I find myself needing to compute the integral $$\int_{x = 0}^X\left(1+x^2\right)^{8/3}\mathrm{d}x$$ for real, positive $X$. Gradshteyn and Ryzhik (2007 edition) paragraph 2.202 implies that the answer can't be expressed in terms of elementary functions, but I really don't mind it being expressed in terms of special functions. Does this integral look familiar to anyone as the definition of a special function, please?
(If it helps, I found substitutions that convert the integral to $\int\cosh^{19/3}\left(\theta\right)\mathrm{d}\theta$ or $\int\sec^{22/3}\left(\theta\right)\mathrm{d}\theta$; or repeated integration by parts could reduce it to $\int_{x = 0}^Xx^6\left(1+x^2\right)^{-1/3}\mathrm{d}x$.)

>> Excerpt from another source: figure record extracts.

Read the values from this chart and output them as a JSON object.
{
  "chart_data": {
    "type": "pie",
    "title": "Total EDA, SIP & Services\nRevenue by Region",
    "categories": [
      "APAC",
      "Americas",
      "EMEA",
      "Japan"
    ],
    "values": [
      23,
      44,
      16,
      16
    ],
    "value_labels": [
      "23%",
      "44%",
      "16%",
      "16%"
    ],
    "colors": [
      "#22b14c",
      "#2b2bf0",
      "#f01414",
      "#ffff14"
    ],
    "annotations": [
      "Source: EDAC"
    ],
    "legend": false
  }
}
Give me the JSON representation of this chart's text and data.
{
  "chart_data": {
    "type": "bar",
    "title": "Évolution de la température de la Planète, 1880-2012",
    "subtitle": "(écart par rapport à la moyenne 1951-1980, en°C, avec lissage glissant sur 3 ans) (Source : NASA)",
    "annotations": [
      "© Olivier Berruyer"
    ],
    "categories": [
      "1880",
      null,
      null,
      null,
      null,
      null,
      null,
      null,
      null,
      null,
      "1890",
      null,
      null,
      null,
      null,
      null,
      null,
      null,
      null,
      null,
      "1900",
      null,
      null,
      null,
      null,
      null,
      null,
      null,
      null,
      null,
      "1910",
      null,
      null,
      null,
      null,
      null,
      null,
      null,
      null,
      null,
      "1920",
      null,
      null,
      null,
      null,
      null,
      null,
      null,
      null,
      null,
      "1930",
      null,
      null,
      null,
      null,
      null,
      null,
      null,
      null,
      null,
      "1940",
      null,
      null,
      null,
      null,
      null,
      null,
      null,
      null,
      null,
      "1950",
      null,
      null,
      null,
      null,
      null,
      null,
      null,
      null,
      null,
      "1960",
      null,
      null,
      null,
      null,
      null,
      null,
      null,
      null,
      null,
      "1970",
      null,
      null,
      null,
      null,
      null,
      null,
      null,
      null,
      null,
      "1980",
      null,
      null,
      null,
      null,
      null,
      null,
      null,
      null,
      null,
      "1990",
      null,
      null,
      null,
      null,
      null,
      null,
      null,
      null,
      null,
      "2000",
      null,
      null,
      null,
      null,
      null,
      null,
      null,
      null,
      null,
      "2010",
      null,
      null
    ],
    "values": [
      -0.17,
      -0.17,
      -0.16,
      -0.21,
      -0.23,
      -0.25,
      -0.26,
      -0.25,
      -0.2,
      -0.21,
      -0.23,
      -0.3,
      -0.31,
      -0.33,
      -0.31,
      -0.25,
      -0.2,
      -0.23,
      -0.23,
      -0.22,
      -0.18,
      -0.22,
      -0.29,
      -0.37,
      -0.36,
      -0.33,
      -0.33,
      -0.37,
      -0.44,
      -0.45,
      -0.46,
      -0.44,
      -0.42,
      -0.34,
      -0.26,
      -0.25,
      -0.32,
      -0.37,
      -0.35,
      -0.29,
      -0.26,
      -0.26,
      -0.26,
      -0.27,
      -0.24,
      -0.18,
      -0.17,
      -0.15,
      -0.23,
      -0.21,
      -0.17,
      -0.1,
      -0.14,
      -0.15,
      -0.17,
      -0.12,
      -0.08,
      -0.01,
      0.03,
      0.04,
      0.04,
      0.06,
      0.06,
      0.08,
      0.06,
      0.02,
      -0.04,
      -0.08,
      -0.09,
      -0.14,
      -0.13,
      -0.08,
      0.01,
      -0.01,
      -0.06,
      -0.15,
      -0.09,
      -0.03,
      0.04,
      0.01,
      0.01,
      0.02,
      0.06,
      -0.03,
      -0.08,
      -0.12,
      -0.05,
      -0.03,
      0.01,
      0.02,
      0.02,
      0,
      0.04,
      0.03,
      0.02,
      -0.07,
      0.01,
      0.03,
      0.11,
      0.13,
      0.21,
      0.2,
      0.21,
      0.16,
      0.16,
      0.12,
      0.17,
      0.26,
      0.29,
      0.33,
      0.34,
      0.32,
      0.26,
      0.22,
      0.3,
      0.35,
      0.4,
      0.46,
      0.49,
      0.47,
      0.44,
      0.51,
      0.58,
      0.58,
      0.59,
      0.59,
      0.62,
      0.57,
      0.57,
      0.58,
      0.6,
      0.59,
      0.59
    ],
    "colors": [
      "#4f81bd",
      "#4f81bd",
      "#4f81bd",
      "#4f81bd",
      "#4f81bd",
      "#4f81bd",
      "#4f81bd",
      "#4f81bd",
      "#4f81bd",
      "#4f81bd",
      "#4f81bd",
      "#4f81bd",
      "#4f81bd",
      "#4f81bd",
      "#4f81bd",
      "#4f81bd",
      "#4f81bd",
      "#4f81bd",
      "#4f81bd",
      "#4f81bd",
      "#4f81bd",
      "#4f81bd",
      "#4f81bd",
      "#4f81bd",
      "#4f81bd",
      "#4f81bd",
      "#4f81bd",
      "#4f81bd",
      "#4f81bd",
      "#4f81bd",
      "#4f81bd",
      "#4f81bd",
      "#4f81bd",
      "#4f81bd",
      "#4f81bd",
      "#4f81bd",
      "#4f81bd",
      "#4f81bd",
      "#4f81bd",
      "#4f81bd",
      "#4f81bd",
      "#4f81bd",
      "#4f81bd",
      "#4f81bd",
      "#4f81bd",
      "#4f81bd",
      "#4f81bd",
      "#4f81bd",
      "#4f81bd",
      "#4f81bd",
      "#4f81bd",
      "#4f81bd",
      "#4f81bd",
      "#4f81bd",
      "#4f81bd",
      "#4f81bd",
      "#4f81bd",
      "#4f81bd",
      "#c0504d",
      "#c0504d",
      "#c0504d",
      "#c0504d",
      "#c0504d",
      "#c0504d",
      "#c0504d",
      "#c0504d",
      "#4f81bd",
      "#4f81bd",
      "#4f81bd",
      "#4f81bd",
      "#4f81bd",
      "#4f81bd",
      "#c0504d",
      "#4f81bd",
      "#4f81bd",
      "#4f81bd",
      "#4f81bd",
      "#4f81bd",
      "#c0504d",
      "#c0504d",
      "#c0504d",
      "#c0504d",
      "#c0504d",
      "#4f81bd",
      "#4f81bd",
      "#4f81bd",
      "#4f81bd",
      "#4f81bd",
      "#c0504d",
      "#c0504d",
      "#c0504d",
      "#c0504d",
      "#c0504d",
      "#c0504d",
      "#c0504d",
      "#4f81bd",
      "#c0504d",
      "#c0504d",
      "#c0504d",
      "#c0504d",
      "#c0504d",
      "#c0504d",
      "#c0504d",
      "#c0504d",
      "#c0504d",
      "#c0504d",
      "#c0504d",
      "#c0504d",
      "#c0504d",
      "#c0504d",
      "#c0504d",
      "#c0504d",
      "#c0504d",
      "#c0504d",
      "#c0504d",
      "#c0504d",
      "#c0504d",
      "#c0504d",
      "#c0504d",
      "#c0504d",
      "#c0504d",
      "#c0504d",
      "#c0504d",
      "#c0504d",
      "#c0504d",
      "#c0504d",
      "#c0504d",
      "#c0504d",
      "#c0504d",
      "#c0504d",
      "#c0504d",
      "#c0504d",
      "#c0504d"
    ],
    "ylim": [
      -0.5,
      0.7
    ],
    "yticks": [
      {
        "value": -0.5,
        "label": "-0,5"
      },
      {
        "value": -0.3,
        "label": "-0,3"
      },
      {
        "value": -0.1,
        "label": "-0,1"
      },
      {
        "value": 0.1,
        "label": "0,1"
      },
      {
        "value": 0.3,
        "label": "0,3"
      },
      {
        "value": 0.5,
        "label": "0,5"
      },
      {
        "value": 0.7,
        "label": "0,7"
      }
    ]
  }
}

According to Maple, it's $$X \; {}_{2}{{{F_{1}^{}}}}\! \left(-\frac{8}{3},\frac{1}{2};\frac{3}{2};-X^{2}\right)$$
And more generally,
$$ \int (1+x^2)^p \; dx = x \; {}_{2}{{{F_{1}^{}}}}\! \left(-p,\frac{1}{2};\frac{3}{2};-x^{2}\right) + c$$
EDIT:
From the definition, $$x\; {}_2F_1\left(-p,1/2; 3/2; -x^2\right) = \sum_{n=0}^\infty \frac{\Gamma(n-p) (-1)^n x^{2n+1}}{\Gamma(-p) (2n+1) n!} $$ Differentiate term-by-term and you get $$ \sum_{n=0}^\infty \frac{\Gamma(n-p) (-1)^n x^{2n}}{\Gamma(-p) n!} = \sum_{n=0}^\infty \frac{\Gamma\left(p+1\right) x^{2n}}{\Gamma\left(p-n+1\right) n!} = (1+x^2)^p $$ by the binomial series.